If Jill had paid more attention to Delaware politics, she might have realized how persistent Joe Biden could be. She might have guessed that he had great faith in his own judgment, and that he wouldn’t let her go just because she had other plans for her life.

But for now, they compromised. Jill agreed that she wouldn’t date anyone except him, and Joe seemed to accept that this wasn’t a long-term commitment. After all, he did have two young children. And he wasn’t about to give up politics.

However, Jill and Joe kept on spending time with each other. Jill met Beau and Hunter, and sometimes the four of them went out together. Eventually, as she said later, “It felt like I dated three guys.”

Joe met Jill’s family and quickly felt at home with them. Even more so, Jill felt at home with Joe’s family. After a few months, she was eating dinner most nights at the Station with Valerie and Jack and the boys, whether Joe was in town or not.

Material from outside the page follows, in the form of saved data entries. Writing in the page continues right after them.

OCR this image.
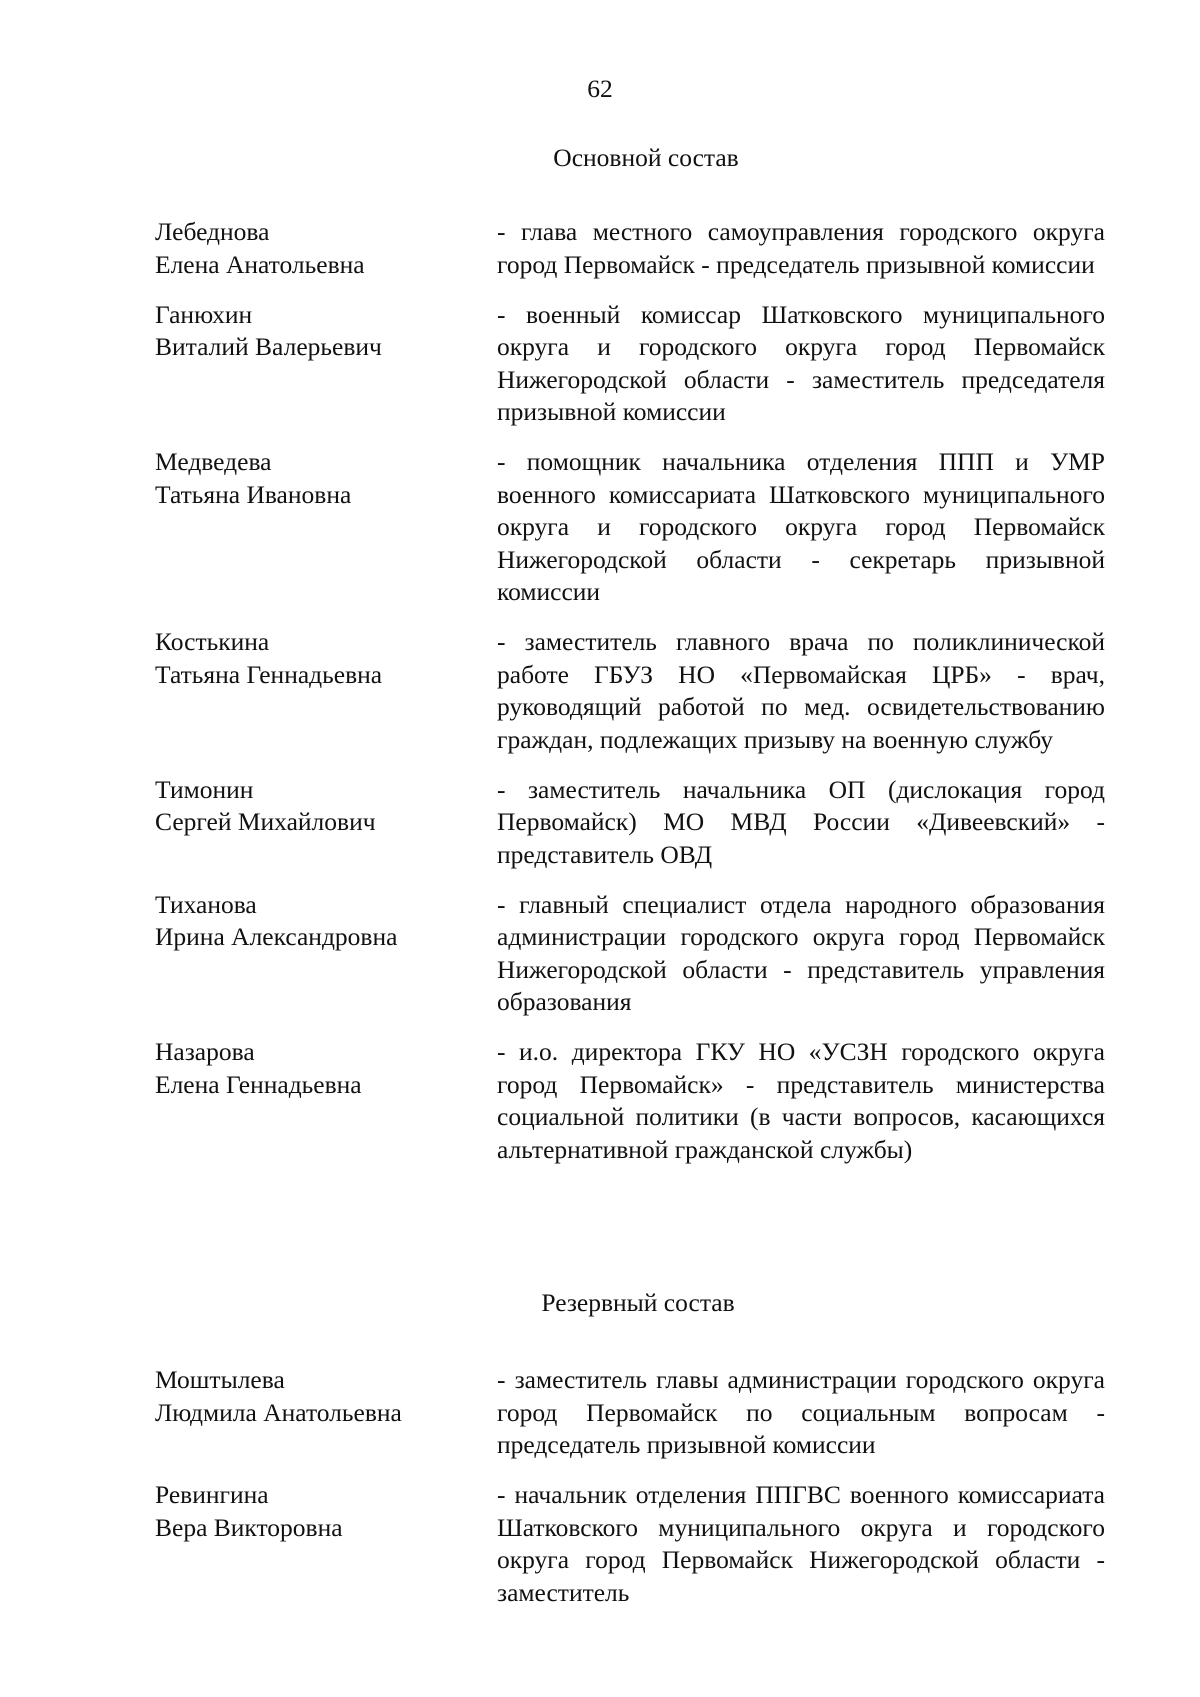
62
Основной состав
Лебеднова
Елена Анатольевна
- глава местного самоуправления городского округа город Первомайск - председатель призывной комиссии
Ганюхин
Виталий Валерьевич
- военный комиссар Шатковского муниципального округа и городского округа город Первомайск Нижегородской области - заместитель председателя призывной комиссии
Медведева
Татьяна Ивановна
- помощник начальника отделения ППП и УМР военного комиссариата Шатковского муниципального округа и городского округа город Первомайск Нижегородской области - секретарь призывной комиссии
Костькина
Татьяна Геннадьевна
- заместитель главного врача по поликлинической работе ГБУЗ НО «Первомайская ЦРБ» - врач, руководящий работой по мед. освидетельствованию граждан, подлежащих призыву на военную службу
Тимонин
Сергей Михайлович
- заместитель начальника ОП (дислокация город Первомайск) МО МВД России «Дивеевский» - представитель ОВД
Тиханова
Ирина Александровна
- главный специалист отдела народного образования администрации городского округа город Первомайск Нижегородской области - представитель управления образования
Назарова
Елена Геннадьевна
- и.о. директора ГКУ НО «УСЗН городского округа город Первомайск» - представитель министерства социальной политики (в части вопросов, касающихся альтернативной гражданской службы)
Резервный состав
Моштылева
Людмила Анатольевна
- заместитель главы администрации городского округа город Первомайск по социальным вопросам - председатель призывной комиссии
Ревингина
Вера Викторовна
- начальник отделения ППГВС военного комиссариата Шатковского муниципального округа и городского округа город Первомайск Нижегородской области - заместитель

For Thanksgiving 1975, Jill suggested that she and Joe and the boys should go away for the weekend. They decided on Nantucket, an island off the coast of Massachusetts, for their getaway. During the long drive north, Jill helped Beau and Hunter make out their Christmas lists.

By the next year Joe, and especially Jill, still weren’t sure they wanted to make a commitment. But Joe’s sons had decided. They came to see their dad early one morning in 1976, while he was shaving. Joe could tell they were nervous, but determined, about something serious. Beau, seven years old, said to his brother, “You tell him, Hunt.”

“No, you tell him,” said six-year-old Hunter. There was a pause. Then he blurted out, “Beau thinks we should get married.”